Results: In a total of 64 studies identified, 41 and 23 were on positive and negative attitudes towards HIV testing of the public and HCP, respectively. Common barriers reported by the public were stigma, fear, denial, and low perception of risk. Common barriers reported by HCP were lack of confidence or anxiety around offering a test, privacy and confidentiality, and insufficient knowledge/training in HIV. Public motivators towards testing were: HCP offering/recommending a test, universal testing at practice registration, outreach rapid point-of-care (POC) testing offered as part of a check-up, availability of home testing/sampling, and informing patients about HIV and the benefit of receiving treatment.

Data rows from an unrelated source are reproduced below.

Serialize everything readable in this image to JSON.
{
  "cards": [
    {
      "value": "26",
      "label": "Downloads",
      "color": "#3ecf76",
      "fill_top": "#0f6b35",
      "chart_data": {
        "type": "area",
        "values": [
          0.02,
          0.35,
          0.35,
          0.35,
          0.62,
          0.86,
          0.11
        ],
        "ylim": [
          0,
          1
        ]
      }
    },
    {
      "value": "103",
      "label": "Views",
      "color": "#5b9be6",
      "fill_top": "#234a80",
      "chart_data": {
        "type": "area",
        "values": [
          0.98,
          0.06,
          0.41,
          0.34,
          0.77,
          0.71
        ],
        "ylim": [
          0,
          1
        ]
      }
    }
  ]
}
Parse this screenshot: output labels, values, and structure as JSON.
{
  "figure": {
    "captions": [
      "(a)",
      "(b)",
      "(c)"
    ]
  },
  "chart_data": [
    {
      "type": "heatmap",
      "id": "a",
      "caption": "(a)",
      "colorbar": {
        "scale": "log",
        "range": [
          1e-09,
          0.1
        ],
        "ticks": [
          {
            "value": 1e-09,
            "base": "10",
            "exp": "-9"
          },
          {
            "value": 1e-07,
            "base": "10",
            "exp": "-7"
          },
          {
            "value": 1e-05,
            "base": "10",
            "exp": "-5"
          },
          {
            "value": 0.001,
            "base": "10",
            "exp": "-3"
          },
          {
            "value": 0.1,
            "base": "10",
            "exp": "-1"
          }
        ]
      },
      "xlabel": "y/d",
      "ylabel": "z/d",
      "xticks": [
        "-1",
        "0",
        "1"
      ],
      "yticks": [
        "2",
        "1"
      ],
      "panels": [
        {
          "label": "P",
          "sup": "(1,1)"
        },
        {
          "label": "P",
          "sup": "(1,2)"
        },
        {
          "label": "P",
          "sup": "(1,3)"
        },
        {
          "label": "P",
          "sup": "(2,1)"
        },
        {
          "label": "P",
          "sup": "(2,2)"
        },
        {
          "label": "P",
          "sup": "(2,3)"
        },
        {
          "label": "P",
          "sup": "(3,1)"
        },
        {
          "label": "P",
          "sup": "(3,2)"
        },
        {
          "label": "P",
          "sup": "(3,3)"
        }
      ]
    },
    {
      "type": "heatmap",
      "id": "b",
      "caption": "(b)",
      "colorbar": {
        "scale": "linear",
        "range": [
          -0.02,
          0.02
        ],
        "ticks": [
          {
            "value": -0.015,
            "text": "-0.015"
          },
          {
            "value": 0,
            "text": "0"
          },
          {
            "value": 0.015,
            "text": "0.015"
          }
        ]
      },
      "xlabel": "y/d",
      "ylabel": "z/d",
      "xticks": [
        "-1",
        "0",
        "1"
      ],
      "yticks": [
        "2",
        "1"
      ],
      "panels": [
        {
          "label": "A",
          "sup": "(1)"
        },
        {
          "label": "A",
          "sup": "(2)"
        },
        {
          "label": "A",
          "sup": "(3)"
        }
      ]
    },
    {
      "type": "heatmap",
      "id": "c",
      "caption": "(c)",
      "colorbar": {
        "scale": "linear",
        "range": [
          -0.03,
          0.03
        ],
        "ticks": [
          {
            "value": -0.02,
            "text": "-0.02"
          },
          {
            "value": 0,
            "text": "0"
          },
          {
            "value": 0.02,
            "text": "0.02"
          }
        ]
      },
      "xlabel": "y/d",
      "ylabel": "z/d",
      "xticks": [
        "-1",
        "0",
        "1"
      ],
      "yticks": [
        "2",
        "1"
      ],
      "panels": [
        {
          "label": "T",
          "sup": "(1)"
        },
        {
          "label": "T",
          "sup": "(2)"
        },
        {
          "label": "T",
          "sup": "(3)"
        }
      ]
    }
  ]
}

Conclusions: Recommendations to overcome barriers include making HIV testing routine, easier and more accessible. Outreach POC testing, home testing and sampling offer motivators to testing such as ease of access, privacy and confidentiality. A proactive offer of an HIV test by the HCP is an important factor which could help increase testing rates. This could be facilitated by further education and training of HCP in General Practice.